People either like that about me or they don’t. But either way, I haven’t changed.
In today’s diverse society, one would think acceptance to be a growing trend, yet I see more of an increase in intolerance than in acceptance. This disturbs me. Have you ever heard the phrase “It takes all kinds”?
Seriously, people. It does.
I can’t imagine what the world would be like if everyone was like me. Nobody would ever be able to drive (due to lost car keys), everyone would be too afraid to fly on airplanes (putting the airlines out of business and sharply diminishing intercontinental exploration) and nothing, I mean nothing, would remain of the world’s vast coffee supply.
Does that sound fun to you?
I love that my friends and family are complete opposites of me. My sister loves NASCAR, my best friend is the biggest homebody I know and my favorite co-worker snacks on soybeans because she actually LIKES them.
And while these are things I’ll never understand, or enjoy myself, they give me something to think about and appreciate in all of them.
I do enjoy similarities with many people in my life, too. Most of my closest friends and I share common tastes in music, food and entertainment options. Yet, often enough, I will order something at a restaurant or suggest an outing idea, and one of them will immediately give me a look that suggests I’ve just made the most ridiculous request they have ever heard.
You know what I do then? I laugh. And what would the world be without laughter, after all?
My eccentricity can be measured only by putting it up against somebody else’s calm and methodical way of living. Therefore, I wouldn’t be viewed as eccentric at all if everyone else was as batty and off-the wall as some say I am.
Which I never deny.
It’s true that some people just don’t click due to a vast difference in opinion and lifestyle. I understand that. But simple judgment based on a five-minute experience with someone is by no means giving any value to the many other facets that person may possess.

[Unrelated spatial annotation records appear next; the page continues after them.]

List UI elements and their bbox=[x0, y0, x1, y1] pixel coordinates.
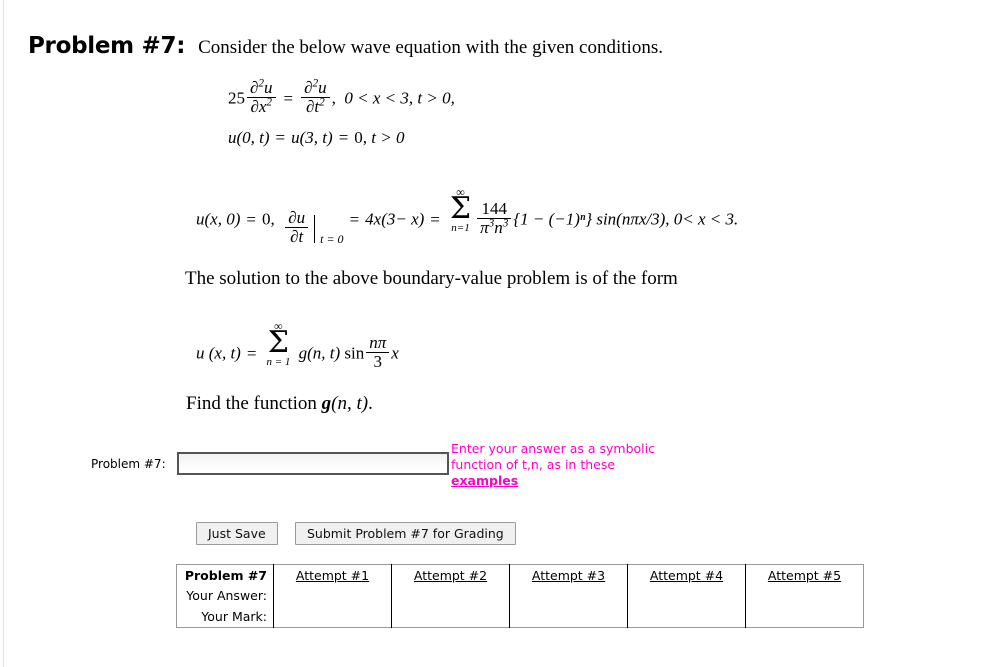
your-answer-cell-4 bbox=[627, 585, 746, 606]
attempt-column-header-2[interactable]: Attempt #2 bbox=[391, 564, 510, 585]
ic-sum-lower-limit: n=1 bbox=[451, 221, 470, 234]
ic-derivative-fraction: ∂u ∂t bbox=[285, 207, 309, 247]
equation-wave-pde: 25 ∂2u ∂x2 = ∂2u ∂t2, 0 < x < 3, t > 0, bbox=[228, 77, 455, 117]
your-answer-cell-1 bbox=[273, 585, 392, 606]
equation-solution-form: u (x, t) = ∞ Σn = 1 g(n, t) sin nπ 3 x bbox=[196, 320, 399, 372]
table-row-your-answer: Your Answer: bbox=[176, 585, 864, 606]
form-summation: ∞ Σn = 1 bbox=[266, 320, 290, 368]
ic-coefficient-fraction: 144 π3n3 bbox=[477, 199, 512, 238]
bc-left: u(0, t) bbox=[228, 128, 270, 147]
your-mark-cell-5 bbox=[746, 606, 864, 628]
your-answer-cell-5 bbox=[746, 585, 864, 606]
bc-domain-t: t > 0 bbox=[371, 128, 405, 147]
page-left-rule bbox=[3, 0, 4, 667]
solution-description-text: The solution to the above boundary-value… bbox=[185, 268, 678, 289]
attempt-column-header-4[interactable]: Attempt #4 bbox=[627, 564, 746, 585]
bc-equals-2: = bbox=[338, 128, 349, 147]
examples-link[interactable]: examples bbox=[451, 473, 518, 488]
pde-domain-x: 0 < x < 3, bbox=[344, 88, 414, 108]
problem-number-label: Problem #7: bbox=[28, 33, 186, 59]
attempt-5-link[interactable]: Attempt #5 bbox=[768, 568, 841, 583]
ic-expression: 4x(3− x) bbox=[365, 209, 425, 229]
pde-lhs-denominator: ∂x2 bbox=[247, 97, 276, 116]
problem-prompt-text: Consider the below wave equation with th… bbox=[198, 37, 663, 58]
equation-boundary-conditions: u(0, t) = u(3, t) = 0, t > 0 bbox=[228, 128, 404, 148]
find-prefix: Find the function bbox=[186, 393, 322, 414]
ic-sine-term: sin(nπx/3), bbox=[596, 209, 670, 229]
pde-rhs-denominator: ∂t2 bbox=[301, 97, 330, 116]
ic-domain: 0< x < 3. bbox=[673, 209, 739, 229]
form-trailing-x: x bbox=[391, 343, 399, 363]
find-function-text: Find the function g(n, t). bbox=[186, 393, 373, 415]
form-sigma-icon: Σ bbox=[267, 325, 290, 360]
bc-value: 0, bbox=[354, 128, 368, 147]
answer-hint: Enter your answer as a symbolic function… bbox=[451, 441, 681, 489]
ic-eval-at: t = 0 bbox=[320, 232, 344, 247]
ic-zero: 0, bbox=[261, 209, 275, 229]
ic-summation: ∞ Σn=1 bbox=[450, 186, 471, 234]
pde-lhs-numerator: ∂2u bbox=[250, 77, 273, 97]
find-function-name: g bbox=[321, 393, 332, 414]
bc-equals-1: = bbox=[275, 128, 286, 147]
pde-rhs-fraction: ∂2u ∂t2 bbox=[301, 77, 330, 117]
attempt-2-link[interactable]: Attempt #2 bbox=[414, 568, 487, 583]
form-lhs: u (x, t) bbox=[196, 343, 241, 363]
ic-derivative-denominator: ∂t bbox=[285, 226, 309, 246]
hint-line-1: Enter your answer as a symbolic bbox=[451, 441, 655, 456]
hint-line-2: function of t,n, as in these bbox=[451, 457, 616, 472]
form-sin: sin bbox=[344, 343, 365, 363]
form-argument-numerator: nπ bbox=[369, 333, 387, 353]
attempts-table: Problem #7 Attempt #1 Attempt #2 Attempt… bbox=[176, 564, 864, 628]
equation-initial-conditions: u(x, 0) = 0, ∂u ∂t t = 0= 4x(3− x) = ∞ Σn=1 144 π3… bbox=[196, 186, 738, 247]
ic-coefficient-numerator: 144 bbox=[481, 199, 507, 219]
pde-lhs-fraction: ∂2u ∂x2 bbox=[247, 77, 276, 117]
attempt-column-header-1[interactable]: Attempt #1 bbox=[273, 564, 392, 585]
ic-equals-1: = bbox=[246, 209, 256, 229]
pde-domain-t: t > 0, bbox=[417, 88, 455, 108]
your-mark-cell-4 bbox=[627, 606, 746, 628]
ic-brace-expression: {1 − (−1)ⁿ} bbox=[513, 209, 593, 229]
attempt-1-link[interactable]: Attempt #1 bbox=[296, 568, 369, 583]
attempt-column-header-5[interactable]: Attempt #5 bbox=[746, 565, 864, 586]
your-answer-cell-3 bbox=[509, 585, 628, 606]
just-save-button[interactable]: Just Save bbox=[196, 522, 278, 545]
pde-equals: = bbox=[283, 88, 294, 108]
find-function-args: (n, t) bbox=[331, 393, 369, 414]
pde-comma: , bbox=[331, 88, 336, 108]
your-mark-cell-3 bbox=[509, 606, 628, 628]
ic-coefficient-denominator: π3n3 bbox=[477, 218, 512, 237]
attempt-3-link[interactable]: Attempt #3 bbox=[532, 568, 605, 583]
your-mark-cell-1 bbox=[273, 606, 392, 628]
your-answer-label: Your Answer: bbox=[176, 585, 274, 606]
problem-header: Problem #7: Consider the below wave equa… bbox=[28, 33, 663, 59]
ic-derivative-numerator: ∂u bbox=[288, 207, 306, 227]
ic-equals-3: = bbox=[430, 209, 440, 229]
find-suffix: . bbox=[368, 393, 373, 414]
form-argument-fraction: nπ 3 bbox=[366, 333, 390, 372]
table-row-header: Problem #7 Attempt #1 Attempt #2 Attempt… bbox=[176, 564, 864, 586]
ic-equals-2: = bbox=[349, 209, 360, 229]
ic-eval-bar bbox=[314, 215, 316, 244]
form-argument-denominator: 3 bbox=[366, 352, 390, 371]
ic-u-initial: u(x, 0) bbox=[196, 209, 241, 229]
pde-coefficient: 25 bbox=[228, 88, 245, 108]
bc-mid: u(3, t) bbox=[291, 128, 333, 147]
ic-derivative-eval: ∂u ∂t t = 0 bbox=[283, 207, 344, 248]
your-mark-label: Your Mark: bbox=[176, 606, 274, 628]
table-row-your-mark: Your Mark: bbox=[176, 606, 864, 628]
your-mark-cell-2 bbox=[391, 606, 510, 628]
attempt-column-header-3[interactable]: Attempt #3 bbox=[509, 564, 628, 585]
attempts-table-corner-label: Problem #7 bbox=[176, 564, 274, 585]
answer-input[interactable] bbox=[177, 452, 449, 475]
your-answer-cell-2 bbox=[391, 585, 510, 606]
ic-sigma-icon: Σ bbox=[449, 191, 472, 226]
answer-field-label: Problem #7: bbox=[91, 457, 166, 471]
form-g-function: g(n, t) bbox=[298, 343, 341, 363]
submit-for-grading-button[interactable]: Submit Problem #7 for Grading bbox=[295, 522, 516, 545]
pde-rhs-numerator: ∂2u bbox=[304, 77, 327, 97]
form-equals: = bbox=[246, 343, 257, 363]
form-sum-lower-limit: n = 1 bbox=[266, 355, 291, 368]
attempt-4-link[interactable]: Attempt #4 bbox=[650, 568, 723, 583]
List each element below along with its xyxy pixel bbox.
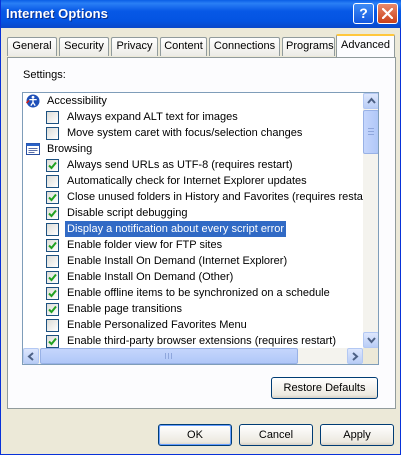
scroll-up-button[interactable] <box>363 93 378 109</box>
setting-offline-items-sync[interactable]: Enable offline items to be synchronized … <box>23 285 363 301</box>
setting-install-on-demand-ie[interactable]: Enable Install On Demand (Internet Explo… <box>23 253 363 269</box>
setting-personalized-favorites[interactable]: Enable Personalized Favorites Menu <box>23 317 363 333</box>
tab-programs[interactable]: Programs <box>282 37 335 56</box>
setting-send-urls-utf8[interactable]: Always send URLs as UTF-8 (requires rest… <box>23 157 363 173</box>
window-title: Internet Options <box>6 6 108 21</box>
setting-ftp-folder-view[interactable]: Enable folder view for FTP sites <box>23 237 363 253</box>
checkmark-icon <box>48 305 57 314</box>
checkbox[interactable] <box>46 111 59 124</box>
setting-label: Enable folder view for FTP sites <box>67 239 223 251</box>
checkbox[interactable] <box>46 255 59 268</box>
setting-check-ie-updates[interactable]: Automatically check for Internet Explore… <box>23 173 363 189</box>
scroll-down-button[interactable] <box>363 332 378 348</box>
setting-label: Enable Install On Demand (Other) <box>67 271 234 283</box>
setting-label: Enable Install On Demand (Internet Explo… <box>67 255 288 267</box>
setting-disable-script-debugging[interactable]: Disable script debugging <box>23 205 363 221</box>
chevron-left-icon <box>27 352 34 361</box>
browsing-icon <box>26 143 40 155</box>
help-icon: ? <box>359 5 368 21</box>
setting-label: Enable Personalized Favorites Menu <box>67 319 247 331</box>
setting-label: Close unused folders in History and Favo… <box>67 191 374 203</box>
horizontal-scroll-thumb[interactable] <box>40 348 298 364</box>
checkmark-icon <box>48 193 57 202</box>
setting-label: Enable third-party browser extensions (r… <box>67 335 337 347</box>
setting-label: Enable page transitions <box>67 303 182 315</box>
setting-install-on-demand-other[interactable]: Enable Install On Demand (Other) <box>23 269 363 285</box>
help-button[interactable]: ? <box>353 3 374 24</box>
category-label: Browsing <box>47 143 93 155</box>
scroll-left-button[interactable] <box>23 348 39 364</box>
tab-content[interactable]: Content <box>160 37 207 56</box>
setting-label: Move system caret with focus/selection c… <box>67 127 303 139</box>
checkbox[interactable] <box>46 207 59 220</box>
vertical-scrollbar[interactable] <box>363 93 378 348</box>
tab-strip: General Security Privacy Content Connect… <box>7 34 395 58</box>
tab-advanced[interactable]: Advanced <box>336 34 395 57</box>
internet-options-dialog: Internet Options ? General Security Priv… <box>0 0 401 455</box>
setting-page-transitions[interactable]: Enable page transitions <box>23 301 363 317</box>
setting-label: Enable offline items to be synchronized … <box>67 287 330 299</box>
checkmark-icon <box>48 273 57 282</box>
checkmark-icon <box>48 337 57 346</box>
tab-security[interactable]: Security <box>59 37 109 56</box>
setting-move-system-caret[interactable]: Move system caret with focus/selection c… <box>23 125 363 141</box>
horizontal-scrollbar[interactable] <box>23 348 363 364</box>
ok-button[interactable]: OK <box>158 424 232 446</box>
setting-expand-alt-text[interactable]: Always expand ALT text for images <box>23 109 363 125</box>
checkbox[interactable] <box>46 271 59 284</box>
chevron-right-icon <box>352 352 359 361</box>
checkbox[interactable] <box>46 239 59 252</box>
checkbox[interactable] <box>46 127 59 140</box>
close-icon <box>382 8 393 19</box>
checkbox[interactable] <box>46 159 59 172</box>
tab-general[interactable]: General <box>7 37 57 56</box>
setting-label: Automatically check for Internet Explore… <box>67 175 307 187</box>
tab-connections[interactable]: Connections <box>209 37 280 56</box>
chevron-up-icon <box>367 97 376 104</box>
restore-defaults-button[interactable]: Restore Defaults <box>271 377 378 399</box>
advanced-tab-panel: Settings: Accessibility Always expand AL… <box>7 57 396 409</box>
settings-tree[interactable]: Accessibility Always expand ALT text for… <box>22 92 379 365</box>
checkbox[interactable] <box>46 191 59 204</box>
title-bar[interactable]: Internet Options ? <box>1 0 401 28</box>
setting-label: Always send URLs as UTF-8 (requires rest… <box>67 159 293 171</box>
checkbox[interactable] <box>46 335 59 348</box>
setting-close-unused-folders[interactable]: Close unused folders in History and Favo… <box>23 189 373 205</box>
category-browsing: Browsing <box>23 141 363 157</box>
checkmark-icon <box>48 209 57 218</box>
tab-privacy[interactable]: Privacy <box>111 37 158 56</box>
setting-label: Display a notification about every scrip… <box>65 221 287 237</box>
apply-button[interactable]: Apply <box>320 424 394 446</box>
category-accessibility: Accessibility <box>23 93 363 109</box>
checkbox[interactable] <box>46 303 59 316</box>
settings-label: Settings: <box>23 69 66 81</box>
checkbox[interactable] <box>46 319 59 332</box>
accessibility-icon <box>26 94 40 108</box>
checkmark-icon <box>48 241 57 250</box>
setting-third-party-extensions[interactable]: Enable third-party browser extensions (r… <box>23 333 363 349</box>
scrollbar-corner <box>363 348 378 364</box>
setting-label: Always expand ALT text for images <box>67 111 238 123</box>
checkbox[interactable] <box>46 287 59 300</box>
checkbox[interactable] <box>46 175 59 188</box>
setting-script-error-notification[interactable]: Display a notification about every scrip… <box>23 221 363 237</box>
checkmark-icon <box>48 161 57 170</box>
category-label: Accessibility <box>47 95 107 107</box>
scroll-right-button[interactable] <box>347 348 363 364</box>
vertical-scroll-thumb[interactable] <box>363 110 378 154</box>
close-button[interactable] <box>377 3 398 24</box>
checkmark-icon <box>48 289 57 298</box>
chevron-down-icon <box>367 337 376 344</box>
cancel-button[interactable]: Cancel <box>239 424 313 446</box>
checkbox[interactable] <box>46 223 59 236</box>
setting-label: Disable script debugging <box>67 207 188 219</box>
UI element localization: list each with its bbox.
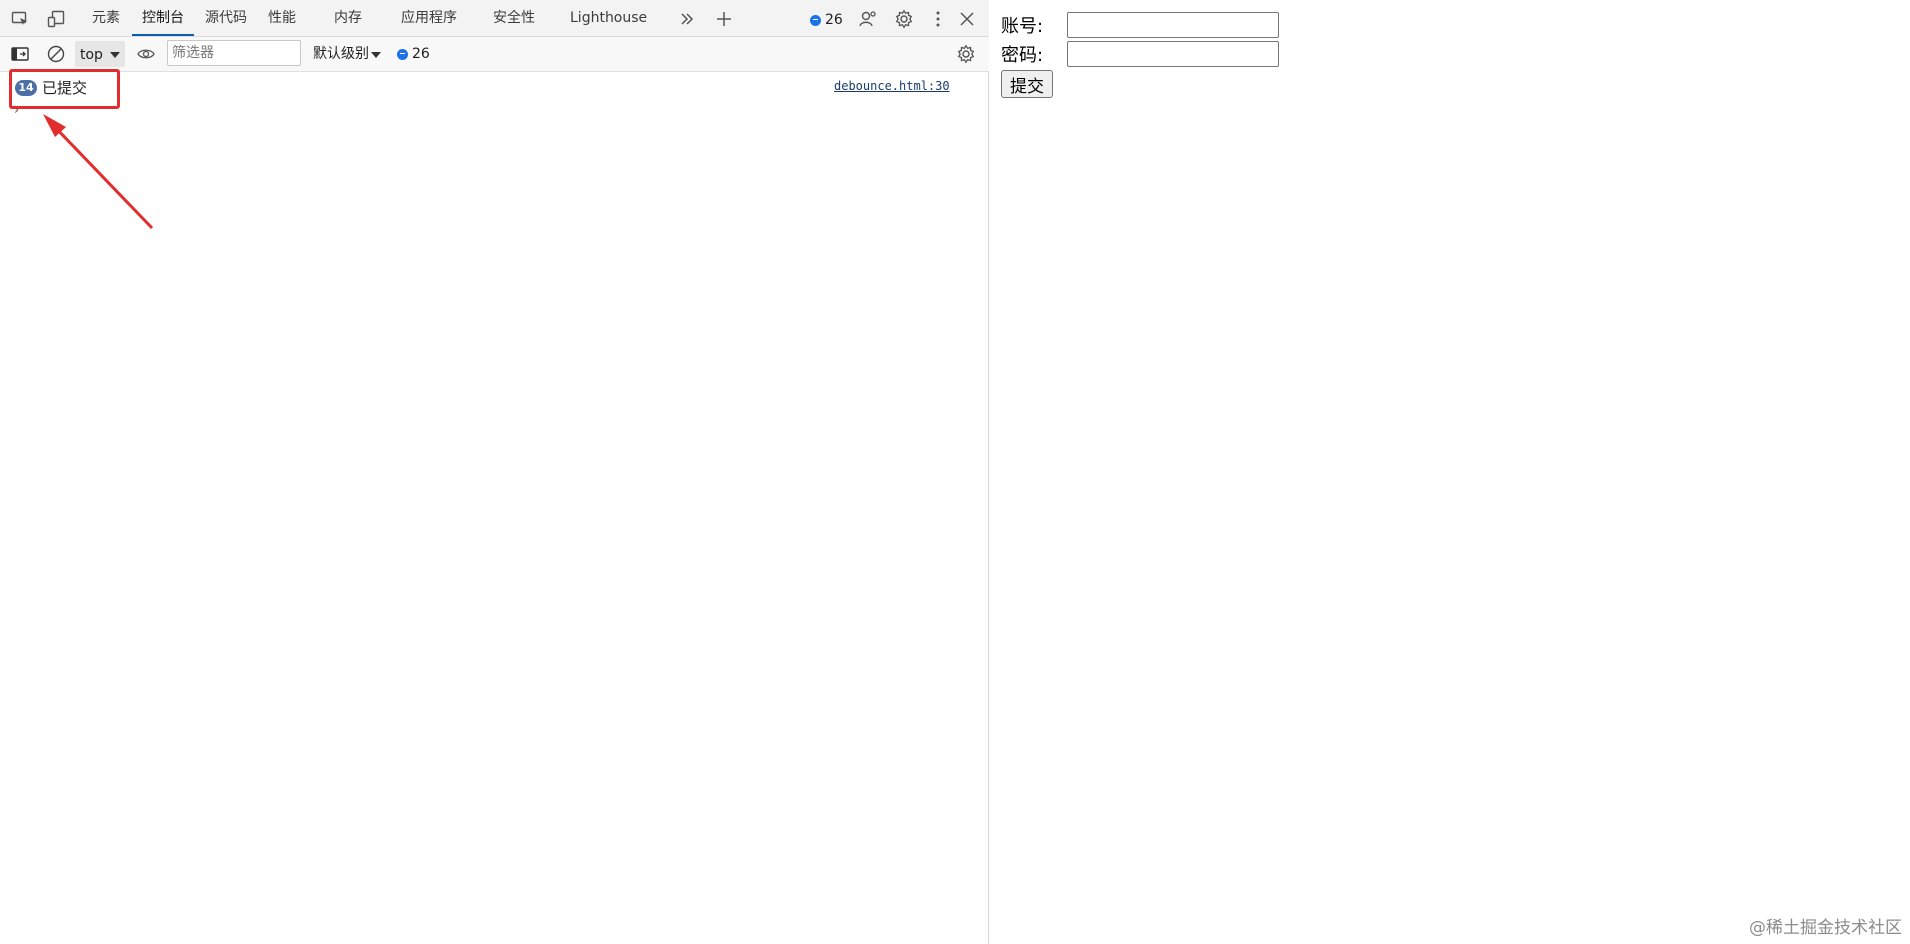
password-row: 密码: (1001, 41, 1279, 67)
tab-lighthouse[interactable]: Lighthouse (570, 0, 647, 36)
password-input[interactable] (1067, 41, 1279, 67)
chevron-down-icon (371, 52, 381, 58)
watermark: @稀土掘金技术社区 (1749, 918, 1902, 938)
add-tab-icon[interactable] (712, 7, 736, 31)
issues-count: 26 (825, 12, 843, 28)
log-level-value: 默认级别 (313, 46, 369, 62)
account-label: 账号: (1001, 16, 1044, 37)
console-settings-gear-icon[interactable] (954, 42, 978, 66)
password-label: 密码: (1001, 45, 1044, 66)
tab-security[interactable]: 安全性 (490, 0, 538, 36)
submit-button[interactable]: 提交 (1001, 70, 1053, 98)
message-icon (397, 48, 408, 60)
settings-gear-icon[interactable] (892, 7, 916, 31)
close-icon[interactable] (955, 7, 979, 31)
customize-icon[interactable] (856, 7, 880, 31)
issues-badge[interactable]: 26 (810, 11, 843, 29)
tab-performance[interactable]: 性能 (264, 0, 300, 36)
tab-sources[interactable]: 源代码 (203, 0, 249, 36)
source-location-link[interactable]: debounce.html:30 (834, 79, 950, 93)
tab-application[interactable]: 应用程序 (397, 0, 461, 36)
log-level-selector[interactable]: 默认级别 (313, 41, 385, 67)
toolbar-issues-count: 26 (412, 46, 430, 62)
page-preview: 账号: 密码: 提交 @稀土掘金技术社区 (991, 0, 1910, 944)
message-icon (810, 14, 821, 26)
tab-memory[interactable]: 内存 (330, 0, 366, 36)
devtools-panel: 元素 控制台 源代码 性能 内存 应用程序 安全性 Lighthouse 26 (0, 0, 989, 944)
annotation-arrow-icon (43, 114, 154, 230)
account-row: 账号: (1001, 12, 1279, 38)
toolbar-issues-counter[interactable]: 26 (397, 46, 430, 62)
more-options-icon[interactable] (926, 7, 950, 31)
account-input[interactable] (1067, 12, 1279, 38)
more-tabs-icon[interactable] (675, 7, 699, 31)
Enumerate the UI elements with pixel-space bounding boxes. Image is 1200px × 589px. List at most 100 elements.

I would much rather go through life being the only person who gets funky in her car to Neil Diamond songs. I mean, if everyone thought they were a Cracklin’ Rosie, then where would my close, personal relationship with Neil be?
Hopefully, in time, more people will begin to appreciate and value the importance of individuality in our society. Without it, the world would be only one flavor instead of 31, and I don’t know about you, but I don’t think I could settle on one flavor of ice cream for the rest of my life.
I guess if I had to, it would be Neapolitan. It has a little bit of something for everyone. Kind of like me.
Individualism is not something I have always desired for myself. In the first grade, many of the students in my class were Jewish, so when Rosh Hashanah came around, I told my teacher that I was Jewish, too.
You wouldn’t believe the look on my mother’s Episcopalian face when she came to the next parent-teacher conference and was greeted with a Shalom!